Ya lo sé; a la altura de los tiempos en que estamos viviendo, el rostro de Frankenstein nos provoca risa ante cualquier cosa. El propio cine y la televisión se han encargado de ridiculizar una obra que además de interesante, no deja de tener un valor altamente artístico. La película Frankenstein de 1931 del director James Whale basada a su vez en la novela del mismo nombre de Mary Shelley nos expone a la eterna búsqueda del hombre en su afán de asemejarse a un Dios, creando vida por sus propios medios. El nombre comúnmente asociado a la creación pertenece al científico que lo trae a la vida; el doctor Henry (Víctor, en el libro) Frankenstein, quién robando cadáveres de un cementerio comienza un maquiavélico juego que traerá catastróficas consecuencias para él, su creación y para la gente del pueblo en que se realizan los experimentos.
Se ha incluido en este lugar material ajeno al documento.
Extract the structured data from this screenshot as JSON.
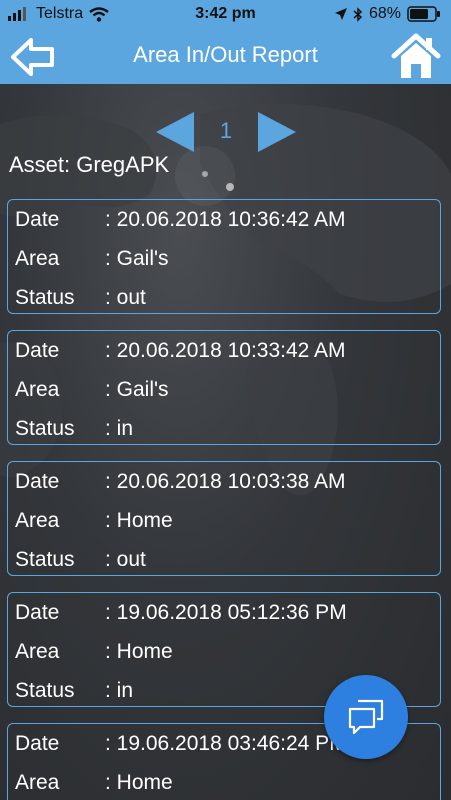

En la medida que vamos avanzando en la película, nos planteamos algunas reflexiones acerca de la verdadera naturaleza del mal (reflexiones, que no está de más decirlo, se pueden profundizar a través de la lectura del libro). Es cine en blanco y negro, claramente, sin pretensiones artísticas; es su carácter de filme clásico el que le da un sitial en la cineteca de cualquier amante del buen cine.
Las actuaciones dejan bastante que desear, sin embargo marcan hitos imperecederos. Cabe destacar el momento en que la criatura cobra vida por la mítica frase del doctor Frankenstein "In the name of God is alive!" (“¡¡En el nombre de Dios, está vivo!!") y cómo no, por la estética del actor británico Boris Karloff, quién a pesar de no convencer con su actuación daría cuerpo a la imagen que todos asociamos con la criatura.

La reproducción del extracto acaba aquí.